Ethereum-focused blockchain firm ConsenSys has partnered with Securosys to develop a solution that they say allows users to stake ether on the Ethereum 2.0 beacon chain more safely.
By combining Switzerland-based Securosys’s Hardware Security Modules with ConsenSys Codefi’s staking technology, the companies said on Feb. 2 they can generate Ethereum 2.0 withdrawal keys that can safely be stored and managed to protect staked ether during the transition from the Ethereum to Eth 2.0 blockchain.
The keys are held in Securosys modules, and will never be exposed to either company, the two firms said.
“Together with Securosys we can provide an end-to-end solution for Ethereum 2.0 staking,” Codefi Staking project lead Kuhan Tharmananthar explained. “By combining Codefi with Securosys Hardware Security Modules our customers achieve the highest level of security and convenience when moving from Eth1 to Eth2.”
The new solution leverages Securosys Hardware Security Modules—which can be installed on the customer’s premises or used via the cloud — to validate transactions on Ethereum 2.0 in an environment that the companies say is more secure than a computer connected to the internet.
“Securosys has focused on blockchain applications from the beginning and is committed to extending its lead in providing hardware security for the crypto sector,” Securosys CEO Robert Rogenmoser said in a statement. “The recognition by the leading developer of the Ethereum platform is not only a great acknowledgement of these efforts, but also a strong motivation to continue providing the best services to our customers.”
Ethereum 2.0 is based on a proof-of-stake (PoS) consensus protocol and enables its users to stake Ether to obtain more coins. The staking mechanism is central to the security of PoS blockchains and can be seen as an equivalent of the mining on proof-of-work blockchains.
Ethereum’s ETH 2.0 project will move the dominant DApp blockchain from an energy-hogging and often expensive proof-of-work consensus protocol to a faster and cheaper proof-of-stake.
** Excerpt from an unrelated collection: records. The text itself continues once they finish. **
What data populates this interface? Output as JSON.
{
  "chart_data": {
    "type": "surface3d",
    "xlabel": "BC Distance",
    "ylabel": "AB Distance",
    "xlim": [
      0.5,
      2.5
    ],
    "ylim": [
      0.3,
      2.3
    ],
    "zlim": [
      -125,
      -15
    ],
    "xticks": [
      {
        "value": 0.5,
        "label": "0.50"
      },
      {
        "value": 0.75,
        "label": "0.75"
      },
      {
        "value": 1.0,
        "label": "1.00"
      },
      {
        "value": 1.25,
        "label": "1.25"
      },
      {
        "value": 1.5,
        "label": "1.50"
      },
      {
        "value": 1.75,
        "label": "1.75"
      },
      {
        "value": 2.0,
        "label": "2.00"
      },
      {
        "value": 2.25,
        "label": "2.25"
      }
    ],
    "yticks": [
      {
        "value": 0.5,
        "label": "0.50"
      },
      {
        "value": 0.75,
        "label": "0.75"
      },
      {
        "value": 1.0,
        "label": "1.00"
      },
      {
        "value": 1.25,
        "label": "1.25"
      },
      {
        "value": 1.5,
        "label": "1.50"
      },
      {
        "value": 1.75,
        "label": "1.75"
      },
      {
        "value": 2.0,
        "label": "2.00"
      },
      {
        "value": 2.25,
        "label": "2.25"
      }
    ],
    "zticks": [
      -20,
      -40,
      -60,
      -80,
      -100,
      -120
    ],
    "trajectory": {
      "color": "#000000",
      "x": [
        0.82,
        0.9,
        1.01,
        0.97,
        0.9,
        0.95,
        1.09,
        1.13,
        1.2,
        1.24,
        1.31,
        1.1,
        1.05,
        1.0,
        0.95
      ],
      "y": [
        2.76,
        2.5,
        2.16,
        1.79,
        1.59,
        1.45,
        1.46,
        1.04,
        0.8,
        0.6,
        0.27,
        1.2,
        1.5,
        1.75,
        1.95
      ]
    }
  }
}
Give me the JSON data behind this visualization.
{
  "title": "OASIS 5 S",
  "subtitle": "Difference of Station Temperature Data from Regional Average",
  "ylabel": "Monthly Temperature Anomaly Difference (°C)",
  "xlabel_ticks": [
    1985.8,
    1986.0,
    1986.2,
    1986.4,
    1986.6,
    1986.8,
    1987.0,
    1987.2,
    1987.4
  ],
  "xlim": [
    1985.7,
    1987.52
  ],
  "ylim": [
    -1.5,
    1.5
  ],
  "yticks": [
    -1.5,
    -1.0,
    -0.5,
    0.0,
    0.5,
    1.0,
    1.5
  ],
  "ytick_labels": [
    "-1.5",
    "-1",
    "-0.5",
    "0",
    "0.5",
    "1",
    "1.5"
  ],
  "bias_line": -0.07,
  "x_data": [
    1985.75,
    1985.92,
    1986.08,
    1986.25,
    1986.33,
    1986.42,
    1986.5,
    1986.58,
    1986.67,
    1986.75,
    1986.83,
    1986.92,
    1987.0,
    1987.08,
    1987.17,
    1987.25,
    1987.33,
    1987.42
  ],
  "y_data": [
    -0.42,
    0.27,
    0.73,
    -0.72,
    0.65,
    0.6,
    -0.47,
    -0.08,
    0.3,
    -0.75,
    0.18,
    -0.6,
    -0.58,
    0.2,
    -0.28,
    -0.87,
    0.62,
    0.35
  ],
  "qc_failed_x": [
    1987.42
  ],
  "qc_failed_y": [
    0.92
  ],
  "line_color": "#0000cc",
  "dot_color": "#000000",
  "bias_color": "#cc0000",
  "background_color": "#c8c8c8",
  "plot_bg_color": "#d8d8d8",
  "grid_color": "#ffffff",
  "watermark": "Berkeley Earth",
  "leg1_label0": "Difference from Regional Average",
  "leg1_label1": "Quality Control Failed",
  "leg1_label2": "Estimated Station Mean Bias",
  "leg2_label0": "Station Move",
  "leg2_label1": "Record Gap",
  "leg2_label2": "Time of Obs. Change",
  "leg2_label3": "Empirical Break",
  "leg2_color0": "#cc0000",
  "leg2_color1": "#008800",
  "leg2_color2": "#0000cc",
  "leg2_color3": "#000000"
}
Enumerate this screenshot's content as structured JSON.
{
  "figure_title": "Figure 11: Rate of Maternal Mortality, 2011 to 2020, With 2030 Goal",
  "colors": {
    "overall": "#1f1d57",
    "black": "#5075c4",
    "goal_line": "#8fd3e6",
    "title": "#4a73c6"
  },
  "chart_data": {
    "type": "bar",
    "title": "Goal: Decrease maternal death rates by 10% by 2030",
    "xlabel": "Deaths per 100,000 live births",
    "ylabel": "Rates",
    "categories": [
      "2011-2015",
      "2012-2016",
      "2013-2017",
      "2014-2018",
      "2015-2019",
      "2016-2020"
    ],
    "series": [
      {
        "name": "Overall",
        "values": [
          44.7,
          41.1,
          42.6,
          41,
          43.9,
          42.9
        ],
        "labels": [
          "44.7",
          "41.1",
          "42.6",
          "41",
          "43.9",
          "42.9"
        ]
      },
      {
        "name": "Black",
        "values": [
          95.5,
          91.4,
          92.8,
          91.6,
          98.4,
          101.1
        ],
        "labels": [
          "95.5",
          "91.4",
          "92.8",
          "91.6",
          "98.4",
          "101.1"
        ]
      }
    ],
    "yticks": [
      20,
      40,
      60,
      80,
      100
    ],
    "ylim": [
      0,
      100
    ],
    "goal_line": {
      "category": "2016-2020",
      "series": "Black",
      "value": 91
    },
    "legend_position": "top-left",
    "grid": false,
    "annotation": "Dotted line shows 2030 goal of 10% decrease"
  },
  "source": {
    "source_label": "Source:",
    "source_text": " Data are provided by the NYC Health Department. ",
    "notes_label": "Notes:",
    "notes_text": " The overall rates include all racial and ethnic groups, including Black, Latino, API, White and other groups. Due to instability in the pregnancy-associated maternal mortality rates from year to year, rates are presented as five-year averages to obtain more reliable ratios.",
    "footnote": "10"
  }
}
Though long-delayed, the ETH 2.0 beacon chain launched on Dec 1. By Dec. 4, more than one million ETH—worth $1,520 each at press time, after breaking its all-time high today—had been staked.
While solutions such as this are clearly aimed at institutional customers, there are alternatives that are more accessible for retail customers. As Modern Consensus reported at the end of November, China’s top cryptocurrency exchange Huobi announced support for ether staking even before the beacon chain actually launched.